As in ‘Metropolis’, a vast army of workers, unthinkable in the leisured and high waged west, support China’s wealth, though they live in the tower blocks and not in the subterranean world of the film (the middle classes also live in the city, only the very best paid can afford the rarely found houses in the suburbs). Every bank has uniformed security staff and others to help you queue in the right place, the countless restaurants often have more waiting staff than customers, there’s office cleaners on every floor, street sweepers on every corner and extra leaf operatives in the autumn. In Nanjing Museum today five young girls were there to assist me, the only customer, with the audio link. Shops are well staffed, though customers can be hard to spot: China is a saving not a spending society, even though wages are typically a lot less than half UK levels. Yet people seem happy in their family groups, and anorexia and obesity are not problems here, so far.

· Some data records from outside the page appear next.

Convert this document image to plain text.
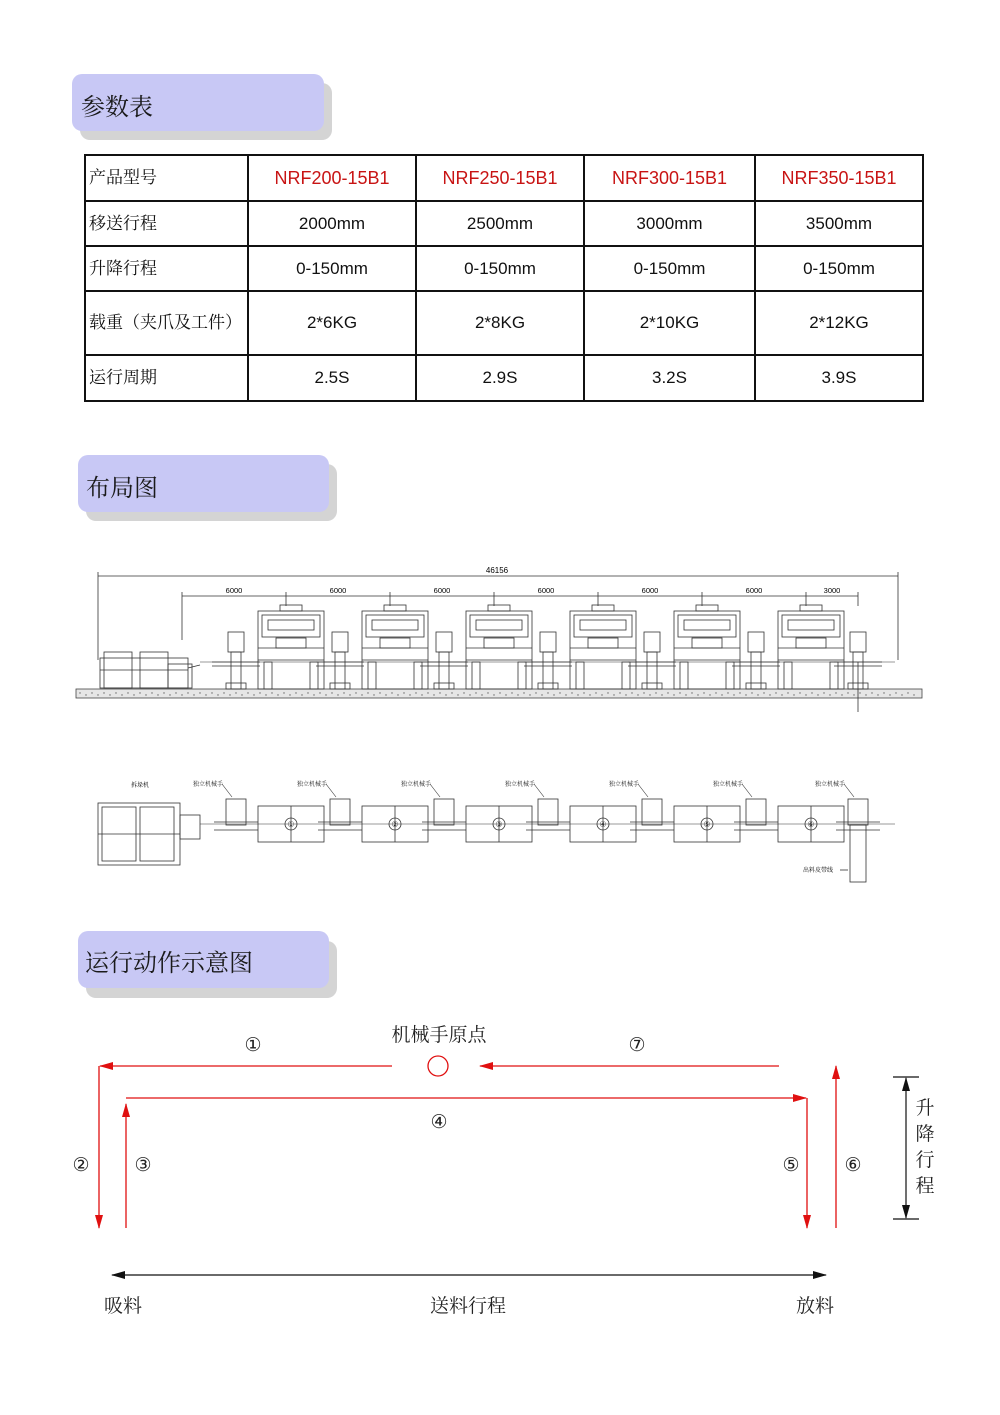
参数表
产品型号	NRF200-15B1	NRF250-15B1	NRF300-15B1	NRF350-15B1
移送行程	2000mm	2500mm	3000mm	3500mm
升降行程	0-150mm	0-150mm	0-150mm	0-150mm
载重（夹爪及工件）	2*6KG	2*8KG	2*10KG	2*12KG
运行周期	2.5S	2.9S	3.2S	3.9S
布局图
46156
6000	6000	6000	6000	6000	6000	3000
拆垛机	独立机械手	独立机械手	独立机械手	独立机械手	独立机械手	独立机械手	独立机械手
①	②	③	④	⑤	⑥
出料皮带线
运行动作示意图
机械手原点
①
② ③
④
⑤ ⑥
⑦
升
降
行
程
吸料	送料行程	放料
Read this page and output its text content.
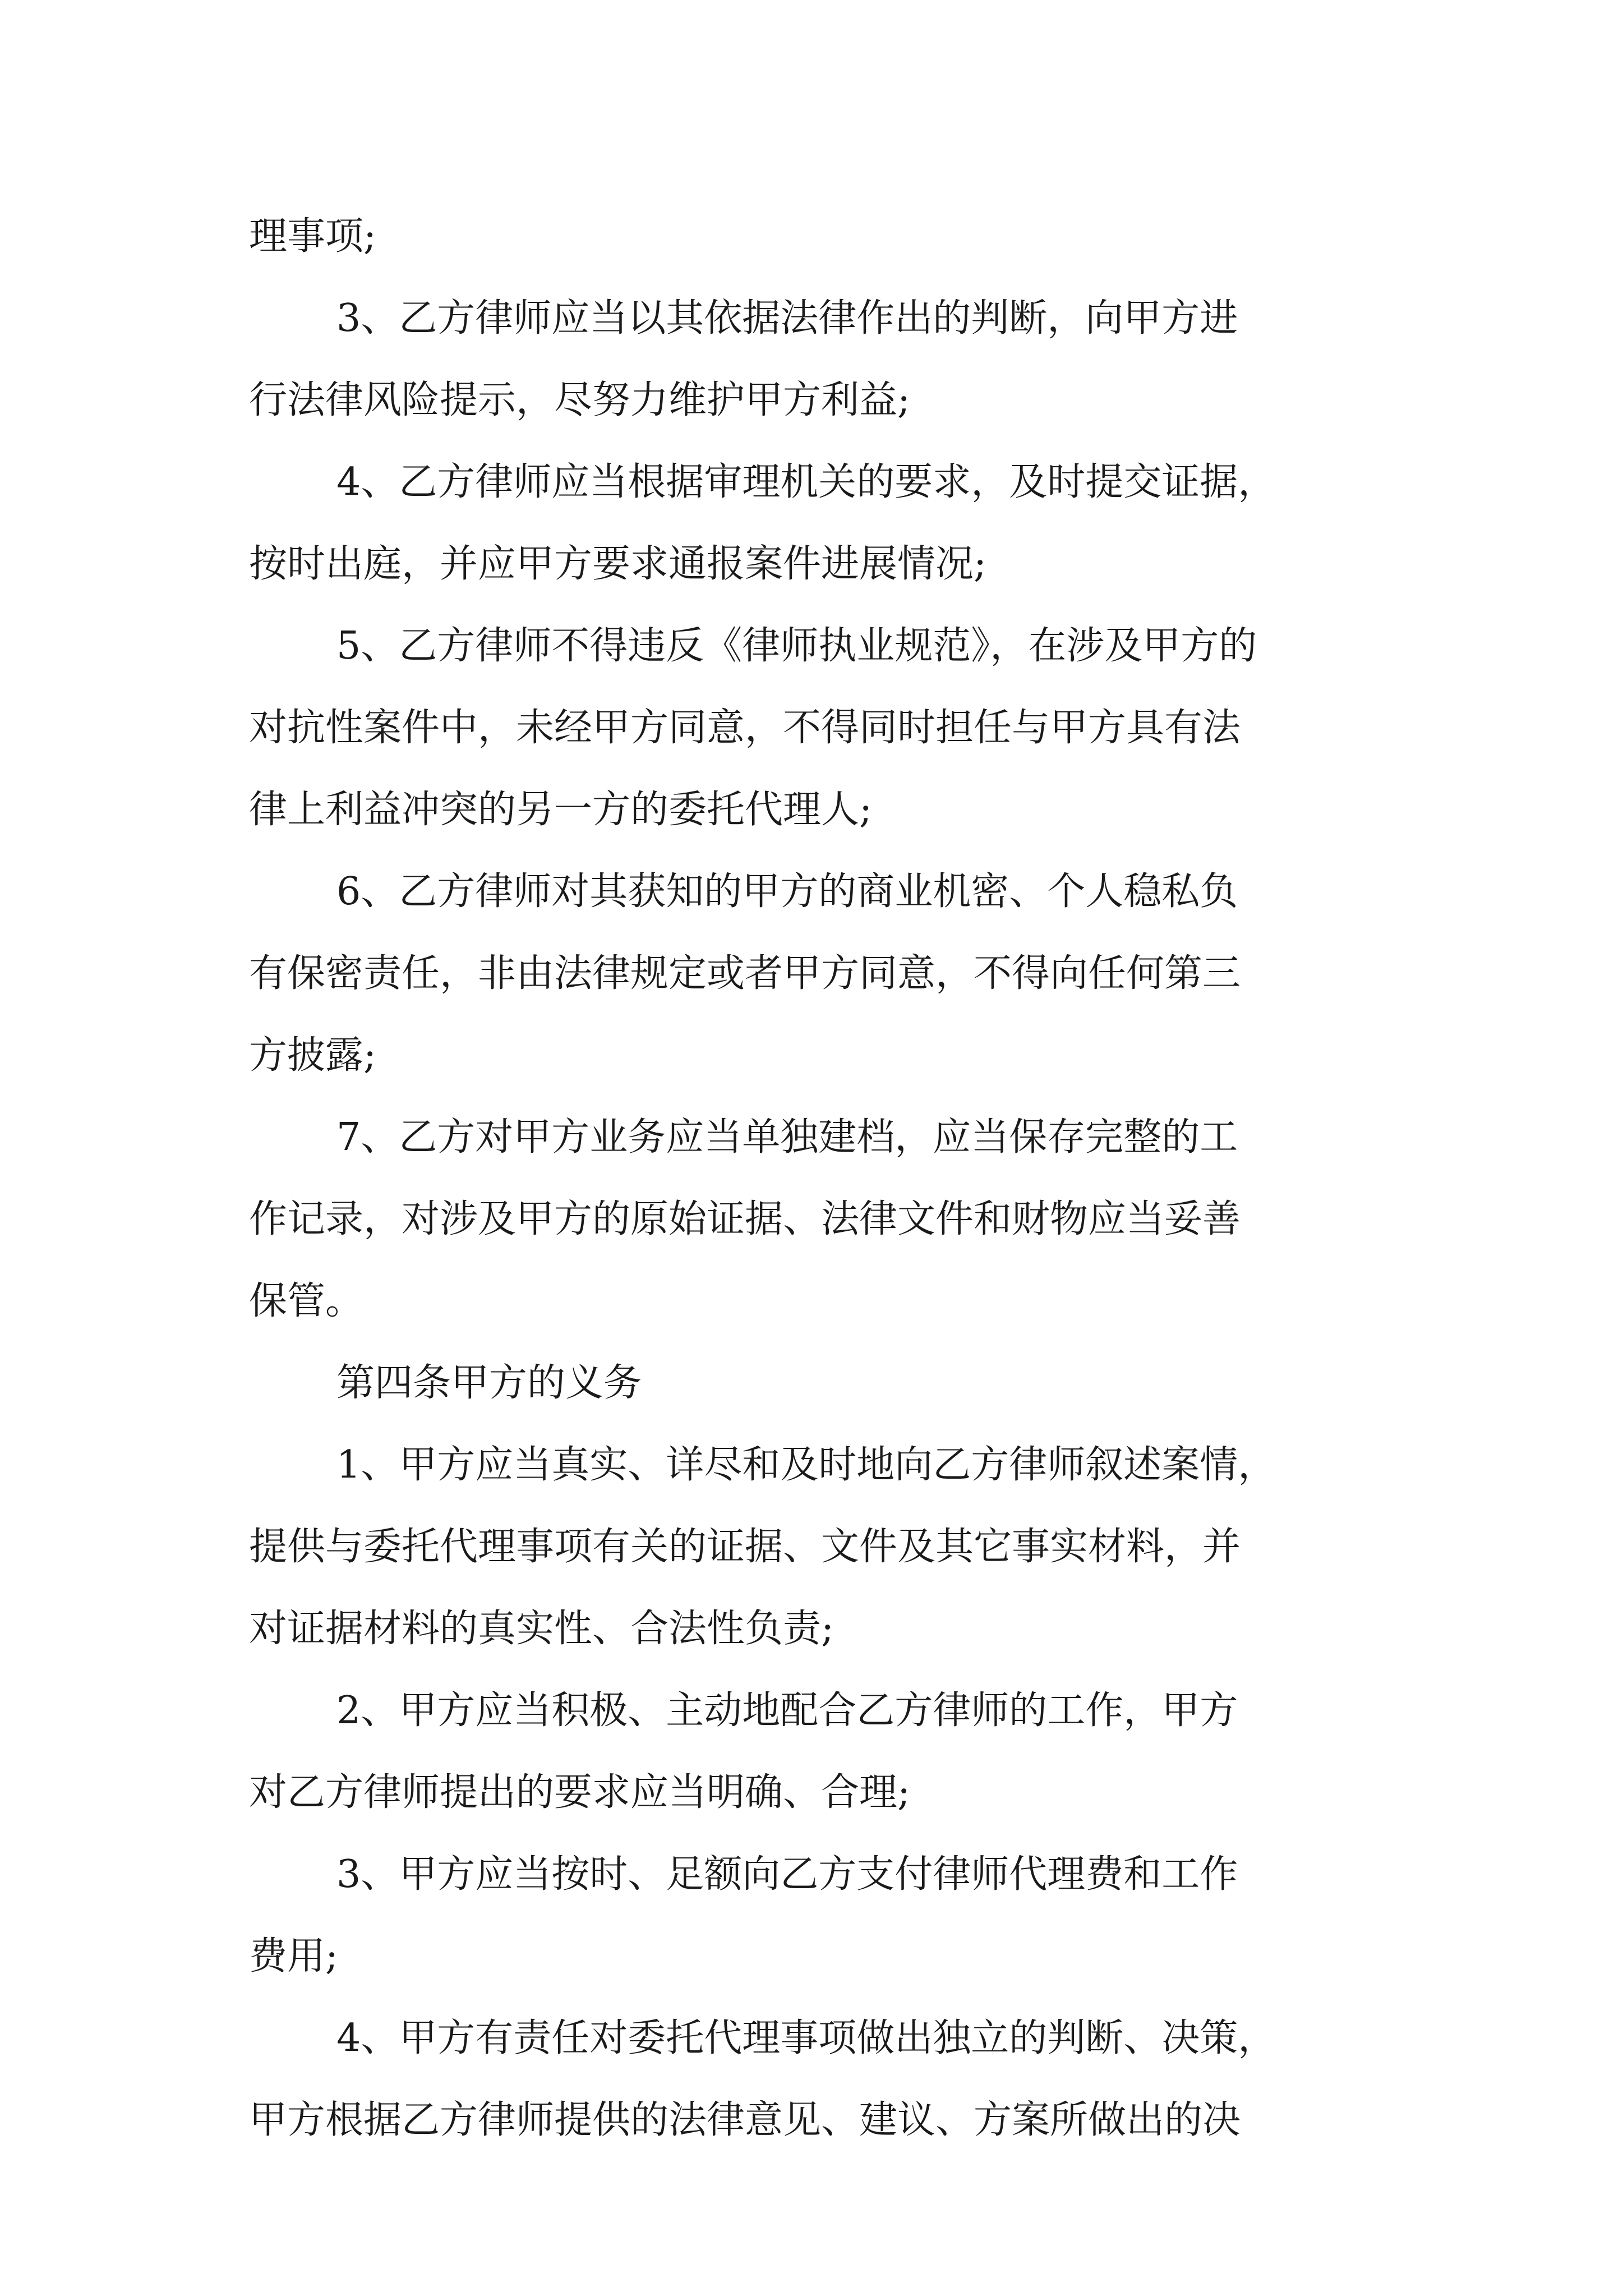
理事项;
3、乙方律师应当以其依据法律作出的判断，向甲方进
行法律风险提示，尽努力维护甲方利益;
4、乙方律师应当根据审理机关的要求，及时提交证据，
按时出庭，并应甲方要求通报案件进展情况;
5、乙方律师不得违反《律师执业规范》，在涉及甲方的
对抗性案件中，未经甲方同意，不得同时担任与甲方具有法
律上利益冲突的另一方的委托代理人;
6、乙方律师对其获知的甲方的商业机密、个人稳私负
有保密责任，非由法律规定或者甲方同意，不得向任何第三
方披露;
7、乙方对甲方业务应当单独建档，应当保存完整的工
作记录，对涉及甲方的原始证据、法律文件和财物应当妥善
保管。
第四条甲方的义务
1、甲方应当真实、详尽和及时地向乙方律师叙述案情，
提供与委托代理事项有关的证据、文件及其它事实材料，并
对证据材料的真实性、合法性负责;
2、甲方应当积极、主动地配合乙方律师的工作，甲方
对乙方律师提出的要求应当明确、合理;
3、甲方应当按时、足额向乙方支付律师代理费和工作
费用;
4、甲方有责任对委托代理事项做出独立的判断、决策，
甲方根据乙方律师提供的法律意见、建议、方案所做出的决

Official figures show that unemployment hovers around 4% but in Nanjing at least, I have hardly seen anyone who appears not to be working or studying, or any evidence of mental health problems on the streets, and only one beggar in 2 months. Women retire at 50 and men at 60. However most rural farmers (frequently a woman’s occupation), are over 50, and many grandparents are fully employed bringing up their grandchildren to enable the aspirational family unit to prosper. Outside our flat in the gardens, I have seen those without formal employment sort rubbish, sew, and shine shoes. But this is not oppressive or as common as in poorer countries. The sense of purpose and drive in the well dressed and overwhelmingly young Nanjingers (mini skirts are ‘in’, 'Sound of Silence' a popular tune) is awesome to behold, and for me, is reminiscent of the industrial West Midlands in the 60’s when everyone was employed and happier.

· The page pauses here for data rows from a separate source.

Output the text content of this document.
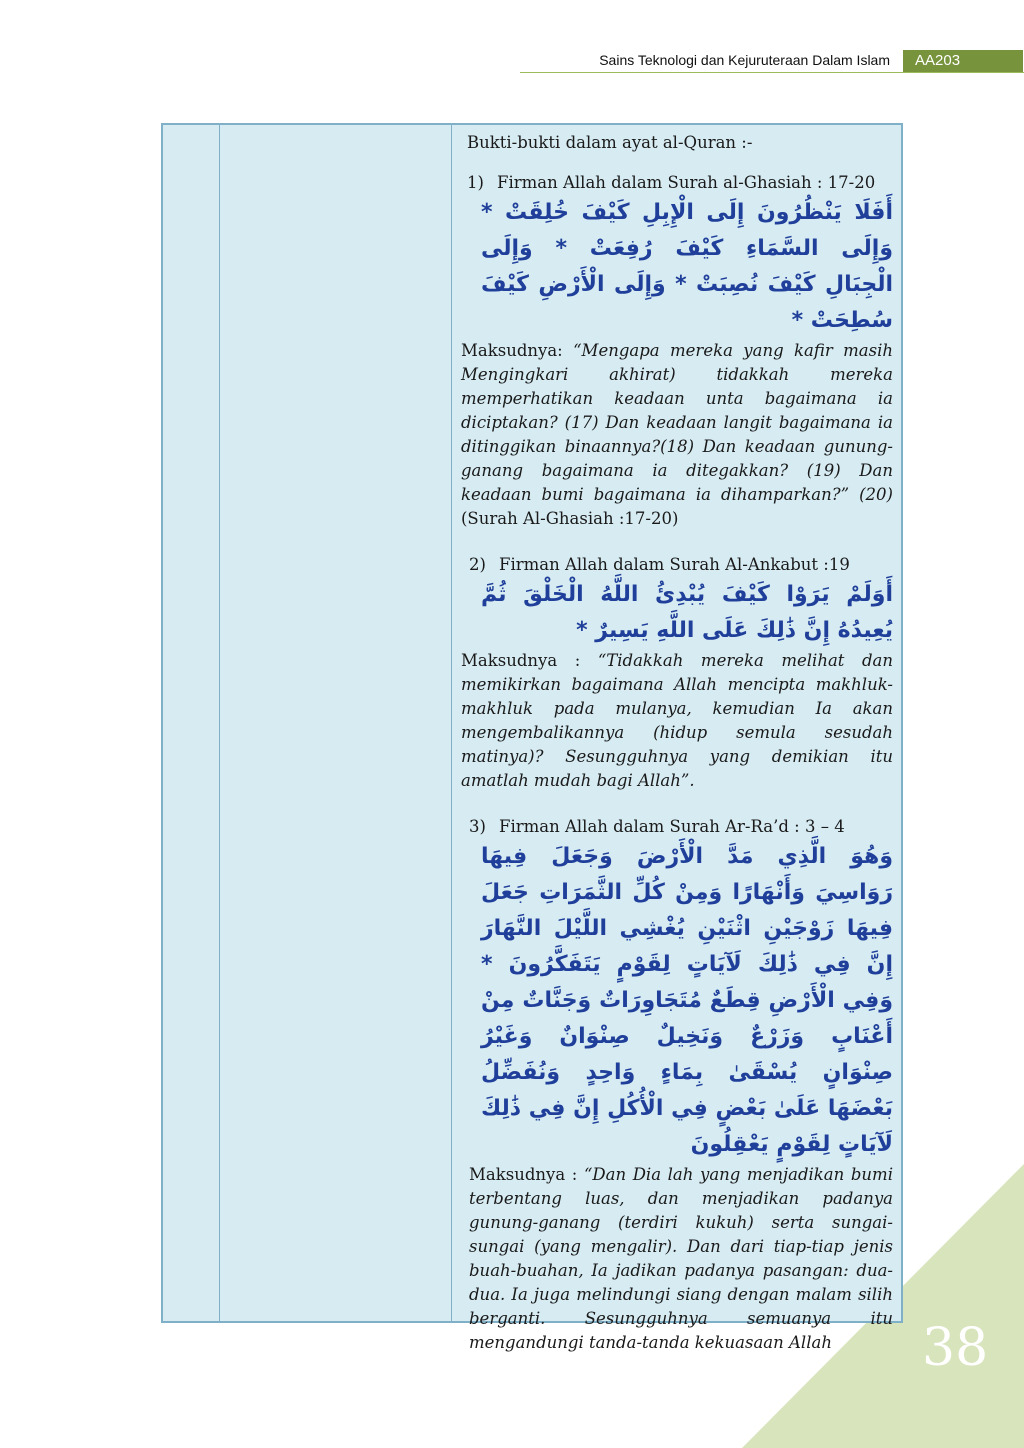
Sains Teknologi dan Kejuruteraan Dalam Islam	AA203
38

Bukti-bukti dalam ayat al-Quran :-

1) Firman Allah dalam Surah al-Ghasiah : 17-20

أَفَلَا يَنْظُرُونَ إِلَى الْإِبِلِ كَيْفَ خُلِقَتْ * وَإِلَى السَّمَاءِ كَيْفَ رُفِعَتْ * وَإِلَى الْجِبَالِ كَيْفَ نُصِبَتْ * وَإِلَى الْأَرْضِ كَيْفَ سُطِحَتْ *

Maksudnya: “Mengapa mereka yang kafir masih Mengingkari akhirat) tidakkah mereka memperhatikan keadaan unta bagaimana ia diciptakan? (17) Dan keadaan langit bagaimana ia ditinggikan binaannya?(18) Dan keadaan gunung-ganang bagaimana ia ditegakkan? (19) Dan keadaan bumi bagaimana ia dihamparkan?” (20) (Surah Al-Ghasiah :17-20)

2) Firman Allah dalam Surah Al-Ankabut :19

أَوَلَمْ يَرَوْا كَيْفَ يُبْدِئُ اللَّهُ الْخَلْقَ ثُمَّ يُعِيدُهُ إِنَّ ذَٰلِكَ عَلَى اللَّهِ يَسِيرٌ *

Maksudnya : “Tidakkah mereka melihat dan memikirkan bagaimana Allah mencipta makhluk-makhluk pada mulanya, kemudian Ia akan mengembalikannya (hidup semula sesudah matinya)? Sesungguhnya yang demikian itu amatlah mudah bagi Allah”.

3) Firman Allah dalam Surah Ar-Ra’d : 3 – 4

وَهُوَ الَّذِي مَدَّ الْأَرْضَ وَجَعَلَ فِيهَا رَوَاسِيَ وَأَنْهَارًا وَمِنْ كُلِّ الثَّمَرَاتِ جَعَلَ فِيهَا زَوْجَيْنِ اثْنَيْنِ يُغْشِي اللَّيْلَ النَّهَارَ إِنَّ فِي ذَٰلِكَ لَآيَاتٍ لِقَوْمٍ يَتَفَكَّرُونَ * وَفِي الْأَرْضِ قِطَعٌ مُتَجَاوِرَاتٌ وَجَنَّاتٌ مِنْ أَعْنَابٍ وَزَرْعٌ وَنَخِيلٌ صِنْوَانٌ وَغَيْرُ صِنْوَانٍ يُسْقَىٰ بِمَاءٍ وَاحِدٍ وَنُفَضِّلُ بَعْضَهَا عَلَىٰ بَعْضٍ فِي الْأُكُلِ إِنَّ فِي ذَٰلِكَ لَآيَاتٍ لِقَوْمٍ يَعْقِلُونَ

Maksudnya : “Dan Dia lah yang menjadikan bumi terbentang luas, dan menjadikan padanya gunung-ganang (terdiri kukuh) serta sungai-sungai (yang mengalir). Dan dari tiap-tiap jenis buah-buahan, Ia jadikan padanya pasangan: dua-dua. Ia juga melindungi siang dengan malam silih berganti. Sesungguhnya semuanya itu mengandungi tanda-tanda kekuasaan Allah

So what of the rich and the super-rich living a life of ease in Lang’s film? Well, personal experience is lacking here, so this from the news last week: Some officials have been known to accept bribes, for example the aptly named Wei Pengyuan (yuan is the currency). Last week, investigators found the equivalent of $32 million in cash in his home (that’s 2 million Chinese bank notes), and during the investigation four out of the sixteen counting machines broke when measuring them. Xi Jinping, China’s president has promised to tackle corruption in China, and has sentenced more than 13,000 officials found guilty of corruption and bribery in the first nine months of 2014 alone. President Xi warned that his campaign against corruption would target both “tigers” and “flies”, indicating that no one, even senior Party members, were exempt from the crackdown.
So, like Metropolis, will China enjoy a happy ending? In Xi Jinping they have a respected leader making the right noises, and if he can follow through, why not?